NVidia Profiler Output. Which PTX instructions are in each output category ?

When you run NVProf, you get dynamic instruction counts# in:
FP insts (single)
FP insts (double)
controlflow_insts
load/store insts
misc insts
int insts
bit-convert insts

Is it possible to know which PTX instructions are in each category ?

For instance, where does “MOV” instruction fall into ? in the above category.
Wish to hear more info as this is going to be used for research.

Thanks

Side remark: I would assume that the nvprof instruction statistics refer to SASS (machine code) instructions.
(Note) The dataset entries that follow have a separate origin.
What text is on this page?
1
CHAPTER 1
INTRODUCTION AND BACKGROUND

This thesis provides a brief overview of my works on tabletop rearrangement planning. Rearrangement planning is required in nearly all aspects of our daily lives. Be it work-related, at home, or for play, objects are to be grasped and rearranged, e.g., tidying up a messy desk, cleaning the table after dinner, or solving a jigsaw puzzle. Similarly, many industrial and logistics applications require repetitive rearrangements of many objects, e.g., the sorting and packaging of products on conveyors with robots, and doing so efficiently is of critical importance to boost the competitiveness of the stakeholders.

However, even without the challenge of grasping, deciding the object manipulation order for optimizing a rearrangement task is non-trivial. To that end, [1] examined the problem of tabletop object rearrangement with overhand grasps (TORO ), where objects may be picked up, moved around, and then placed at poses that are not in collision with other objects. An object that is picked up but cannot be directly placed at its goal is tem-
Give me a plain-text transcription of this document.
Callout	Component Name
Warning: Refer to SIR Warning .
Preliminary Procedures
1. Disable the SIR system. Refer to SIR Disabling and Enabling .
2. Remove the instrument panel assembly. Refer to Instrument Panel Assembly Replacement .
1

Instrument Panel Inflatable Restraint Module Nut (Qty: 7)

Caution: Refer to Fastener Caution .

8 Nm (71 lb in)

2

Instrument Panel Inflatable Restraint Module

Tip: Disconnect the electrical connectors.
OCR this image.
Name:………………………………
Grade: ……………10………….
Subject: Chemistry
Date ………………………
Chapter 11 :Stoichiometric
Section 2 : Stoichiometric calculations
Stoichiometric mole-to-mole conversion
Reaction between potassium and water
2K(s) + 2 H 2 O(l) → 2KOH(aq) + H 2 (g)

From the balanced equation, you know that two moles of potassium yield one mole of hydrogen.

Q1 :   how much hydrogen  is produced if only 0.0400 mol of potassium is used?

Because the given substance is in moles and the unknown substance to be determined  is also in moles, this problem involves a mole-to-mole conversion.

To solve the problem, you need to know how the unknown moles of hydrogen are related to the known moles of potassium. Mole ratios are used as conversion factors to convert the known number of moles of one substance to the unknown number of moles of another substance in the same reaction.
PTX merely provides a virtual instruction set, and many PTX instructions are in fact emulated at the machine code level, meaning they map to a few or even many different machine instructions.

For example, if you were to examine the machine code for a ‘long long int’ division (which is a single PTX instruction), you might find single-precision floating-point instructions, conversion instructions, integer arithmetic instructions, logical instructions, and control flow instructions.

As njuffa said, the profiler is more closely related to SASS than PTX.

A reasonable breakdown of the SASS instructions and the categories they belong to is given in the documentation:

[url]http://docs.nvidia.com/cuda/cuda-binary-utilities/index.html#fermi[/url]
[url]http://docs.nvidia.com/cuda/cuda-binary-utilities/index.html#kepler[/url]
[url]http://docs.nvidia.com/cuda/cuda-binary-utilities/index.html#maxwell[/url]